Music Education Discourses on Music -4 By: Prateeksha Sharma
There are two aspects of music education- music in education and music as education. Training in music from an early age for the purpose of discipling the mind and making a career out of some aspect of music constitutes music education. When a child begins to train in music in a systematic manner a number of changes occur in the personality of the child- from discipling to becoming methodical, refinement of senses, time management (as the child also is involved with academic pursuits due to that age). It is a boost to the self-confidence of the individual as his/her musical ability sets them apart from their peers and the artiste is a source of attaction for everyone around. Since music tends to be a performing art, the necessary exposure to the stage automatically makes the child confident and able to deal with issues related to shyness, introversion, and fear of public speaking. After the training phase, the next phase of the musician is to contribute to the social fabric in the same capacity- a role which maybe performed as a teacher, an entertainer, a healer, in the industry or attached to a spiritual organisation.

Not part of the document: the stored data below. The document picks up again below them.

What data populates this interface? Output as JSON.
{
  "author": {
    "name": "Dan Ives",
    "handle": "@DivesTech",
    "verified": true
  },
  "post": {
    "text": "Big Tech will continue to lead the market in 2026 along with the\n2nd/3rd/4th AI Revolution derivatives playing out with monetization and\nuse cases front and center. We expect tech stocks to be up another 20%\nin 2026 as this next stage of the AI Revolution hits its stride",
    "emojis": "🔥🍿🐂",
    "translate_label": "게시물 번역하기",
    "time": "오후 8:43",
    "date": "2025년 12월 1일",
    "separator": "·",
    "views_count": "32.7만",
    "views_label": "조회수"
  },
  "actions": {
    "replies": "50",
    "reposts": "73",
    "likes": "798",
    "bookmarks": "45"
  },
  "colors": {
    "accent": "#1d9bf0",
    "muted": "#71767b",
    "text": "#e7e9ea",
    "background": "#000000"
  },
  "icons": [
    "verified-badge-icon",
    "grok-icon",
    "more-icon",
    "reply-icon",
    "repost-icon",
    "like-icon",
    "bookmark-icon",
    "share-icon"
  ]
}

Music in education is a somewhat different application of music, in which music is utilised to improve the educational output of students. The main impact of music here is felt due to its ability to let students involve themselves in group musical experiences, which allow an expression of emotion in a medium other than speech. These experiences could be ranging from singing, playing musical instruments together, writing lyrics and setting them to music to making musical plays and productions and so forth. A competitive, performance oriented production with such activities has been seen to bring about both behavioural and academic improvements in healthy school going children as well as those suffering from mental handicaps, hearing handicaps and various other neurological and/or developmental disabilities. Such musical experiences not only foster socialisation, but also bring about group cohesiveness, enhancement of interpersonal skills, learning due to imitative behaviour and more adapted socially cooperative mannerisms.